Nate Pann is a popular internet forum in South Korea. It is big enough to include a diverse demographic as users; however, one defining trait of Nate Pann is the “결/시/친” (Gyeolsichin, shorthand for “Marriage/In-laws/Parents” where in-laws and parents refer to the woman’s) forum. Gyeolsichin has an established status as a place where women in distress caused by diverse elements of the patriarchic Korean society come to rant. This characteristic makes it unique compared to other public online communities of comparable sizes, many of which display male-dominant voices.
This project is an attempt to explore the collective memories embodied in online communities. I’ve long wanted to do some work on Korean internet communities including this one, an interest which is also manifest in the k-www project. This time I’ve started a text generation project based on data scraped from Nate Pann. I scraped most of Nate Pann’s “Best Articles”, an aggregated list of highly-ranked new articles across all subforums, from Jan 1 2013 when the list first appeared until some date last week.

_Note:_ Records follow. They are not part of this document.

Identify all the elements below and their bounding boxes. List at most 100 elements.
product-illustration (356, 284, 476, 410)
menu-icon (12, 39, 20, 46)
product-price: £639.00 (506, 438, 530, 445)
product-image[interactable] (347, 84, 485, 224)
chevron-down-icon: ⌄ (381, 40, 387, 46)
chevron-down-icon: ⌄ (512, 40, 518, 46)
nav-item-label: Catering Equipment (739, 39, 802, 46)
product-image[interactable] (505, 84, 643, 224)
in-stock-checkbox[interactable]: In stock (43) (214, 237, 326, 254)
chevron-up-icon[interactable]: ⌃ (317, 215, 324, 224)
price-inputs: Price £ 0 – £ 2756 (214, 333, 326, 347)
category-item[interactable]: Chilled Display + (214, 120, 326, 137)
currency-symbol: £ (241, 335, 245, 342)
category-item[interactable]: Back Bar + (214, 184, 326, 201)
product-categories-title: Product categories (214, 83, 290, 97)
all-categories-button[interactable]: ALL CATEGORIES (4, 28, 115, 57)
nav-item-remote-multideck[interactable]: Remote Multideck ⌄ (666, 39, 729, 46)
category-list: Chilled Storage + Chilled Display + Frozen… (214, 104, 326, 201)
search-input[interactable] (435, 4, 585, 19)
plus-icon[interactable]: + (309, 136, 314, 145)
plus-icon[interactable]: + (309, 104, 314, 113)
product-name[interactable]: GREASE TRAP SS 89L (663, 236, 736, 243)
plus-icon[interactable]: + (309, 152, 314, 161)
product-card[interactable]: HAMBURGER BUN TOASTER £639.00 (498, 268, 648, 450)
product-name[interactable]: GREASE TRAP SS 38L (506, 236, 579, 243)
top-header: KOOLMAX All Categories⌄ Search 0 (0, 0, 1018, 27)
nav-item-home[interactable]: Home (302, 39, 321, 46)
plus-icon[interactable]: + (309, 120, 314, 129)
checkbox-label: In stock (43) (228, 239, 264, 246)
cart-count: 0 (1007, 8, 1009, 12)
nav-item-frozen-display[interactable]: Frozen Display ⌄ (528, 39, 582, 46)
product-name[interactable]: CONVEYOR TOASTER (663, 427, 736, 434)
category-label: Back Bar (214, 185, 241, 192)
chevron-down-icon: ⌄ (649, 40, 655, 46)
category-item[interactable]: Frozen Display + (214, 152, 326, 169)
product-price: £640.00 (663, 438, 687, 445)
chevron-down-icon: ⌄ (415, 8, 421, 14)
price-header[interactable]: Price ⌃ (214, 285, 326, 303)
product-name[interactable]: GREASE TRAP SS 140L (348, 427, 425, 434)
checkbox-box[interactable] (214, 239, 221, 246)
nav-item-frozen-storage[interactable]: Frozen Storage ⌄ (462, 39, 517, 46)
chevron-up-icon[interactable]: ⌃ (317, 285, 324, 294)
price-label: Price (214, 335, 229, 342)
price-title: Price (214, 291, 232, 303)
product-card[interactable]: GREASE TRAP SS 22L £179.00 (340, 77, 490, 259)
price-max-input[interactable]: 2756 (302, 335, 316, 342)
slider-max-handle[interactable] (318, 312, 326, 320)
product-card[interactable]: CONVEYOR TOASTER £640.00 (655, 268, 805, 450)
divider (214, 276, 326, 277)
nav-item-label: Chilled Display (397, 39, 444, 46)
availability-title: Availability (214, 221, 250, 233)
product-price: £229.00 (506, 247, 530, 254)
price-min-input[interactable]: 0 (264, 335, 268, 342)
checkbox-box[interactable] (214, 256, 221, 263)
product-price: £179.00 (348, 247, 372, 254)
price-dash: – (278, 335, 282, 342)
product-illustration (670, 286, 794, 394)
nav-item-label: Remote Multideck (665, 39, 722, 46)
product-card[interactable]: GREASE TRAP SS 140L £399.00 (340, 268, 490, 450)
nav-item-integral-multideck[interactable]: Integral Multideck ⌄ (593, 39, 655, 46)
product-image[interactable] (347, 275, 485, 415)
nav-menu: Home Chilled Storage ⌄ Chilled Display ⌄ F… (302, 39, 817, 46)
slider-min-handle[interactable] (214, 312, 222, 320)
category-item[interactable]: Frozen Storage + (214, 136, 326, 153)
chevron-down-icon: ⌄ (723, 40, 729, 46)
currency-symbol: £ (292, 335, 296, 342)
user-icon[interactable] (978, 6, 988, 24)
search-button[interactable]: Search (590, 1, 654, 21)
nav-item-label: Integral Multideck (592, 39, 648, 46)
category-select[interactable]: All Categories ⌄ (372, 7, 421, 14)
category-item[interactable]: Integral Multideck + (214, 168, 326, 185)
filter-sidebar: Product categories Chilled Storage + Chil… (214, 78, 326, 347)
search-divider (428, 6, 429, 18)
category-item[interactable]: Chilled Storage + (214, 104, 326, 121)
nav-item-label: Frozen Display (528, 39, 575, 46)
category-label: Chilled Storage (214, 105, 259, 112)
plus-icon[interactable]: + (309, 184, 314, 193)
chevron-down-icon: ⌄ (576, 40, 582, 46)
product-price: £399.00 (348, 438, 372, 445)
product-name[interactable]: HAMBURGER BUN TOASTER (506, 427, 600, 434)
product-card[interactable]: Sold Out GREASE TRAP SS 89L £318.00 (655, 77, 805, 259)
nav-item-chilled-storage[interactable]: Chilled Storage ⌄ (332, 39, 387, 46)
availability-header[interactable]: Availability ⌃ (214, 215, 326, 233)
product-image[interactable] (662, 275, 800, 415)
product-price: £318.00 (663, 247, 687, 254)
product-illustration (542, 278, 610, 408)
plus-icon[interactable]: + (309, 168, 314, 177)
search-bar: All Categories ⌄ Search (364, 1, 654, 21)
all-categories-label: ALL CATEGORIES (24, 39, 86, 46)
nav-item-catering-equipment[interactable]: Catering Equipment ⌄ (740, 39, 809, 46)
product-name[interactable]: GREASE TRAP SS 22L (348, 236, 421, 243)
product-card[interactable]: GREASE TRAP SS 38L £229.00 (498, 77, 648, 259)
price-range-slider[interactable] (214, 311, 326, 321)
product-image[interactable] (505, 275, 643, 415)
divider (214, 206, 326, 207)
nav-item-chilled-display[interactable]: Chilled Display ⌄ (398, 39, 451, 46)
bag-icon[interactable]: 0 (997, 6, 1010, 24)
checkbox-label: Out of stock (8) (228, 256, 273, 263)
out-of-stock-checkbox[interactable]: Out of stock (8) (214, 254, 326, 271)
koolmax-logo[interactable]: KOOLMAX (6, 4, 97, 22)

Among the 169,795 articles, 18,884 belong to Gyeolsichin.
I set up Insik Kim’s kor-char-rnn-tensorflow on a cloud server with a Tesla P40 GPU. An exploratory training of an LSTM model (hidden=700, layer=3, seq=100) with titles (1MB) took about 10hrs (reaching about 0.5 loss at epoch 1000); for the main content (70MB) it seems closer to 150hrs for 100 epochs. There must be more efficient and computationally sophisticated ways to do this but I’ve decided to give it a go since I have some free credit to spend.
Using the trained models (early-epoch model for main content), I set up a script that generates a title and a content; for titles, filter out sentences that come directly from the training set; parses the generated text so each one begins and ends with a more or less complete sentence; generates an html file styled to look similar to Nate Pann, but with a different logo that signals its fakeness; exports screenshots, which is a common way these postings are shared on Twitter; and runs a bot that posts a tweet everyday with said images attached.
The result is the Nate Pann RNN Twitter bot.